Researchers Partially Regenerate Spinal Cord in Rats

Researchers at King’s College London reported in Nature that they had managed to restore movement to rats that were paralyzed by injuries to the spinal cord.

Normally spinal cord cells do not regenerate for a number of reasons. One of those reasons is that following an injury, scar tissue forms in the spinal cord which forms a barrier that nerve cells are unable to cross.

Researchers at King’s College used a bacterial enzyme called chondroitinase ABC that destroys molecules in the scar tissue and allows nerve cells a pathway to grow back.

Dr. Elizabeth Bradbury, who led the research, told The BBC,

After damage to spinal cord tissue, a complex jungle of molecules is deposited in the scarred area. Chondroitinase ABC acts like a ‘molecular machete’, cutting a path through the jungle of molecules that usually prevent spinal cord nerves growing back into these damaged areas.

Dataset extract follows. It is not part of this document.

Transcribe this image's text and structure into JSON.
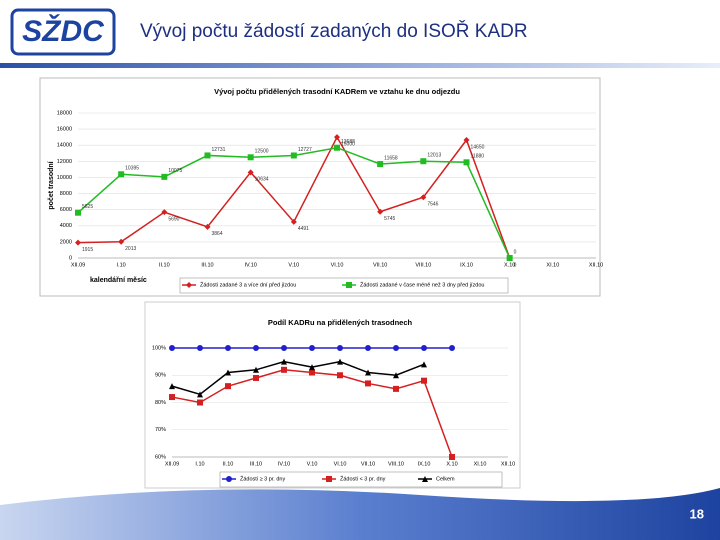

When they applied the enzyme to rats, the animals recovered most — though not all — of their pre-injury neurological functioning. The rats were able to walk again, but did not completely recover all functioning in their spinal cord.

What does this mean for the ultimate goal of treating spinal cord injuries in human beings? Restoring neurological function is a complex task that will involve solving a number of distinct, but related, problems. This researcher suggests one approach to soling one of those problems.

As Dr. Bradbury told The BBC,

This is a great advance but not some sort of miracle cure. There are still many other blocks that must be overcome before complete spinal cord repair can be achieved in humans. In terms of treating people, we could see clinical trials involving this treatment as part of a multi-targeted therapy starting within the next five years.


Severed spinal cord regenerated. The BBC, April 10, 2002.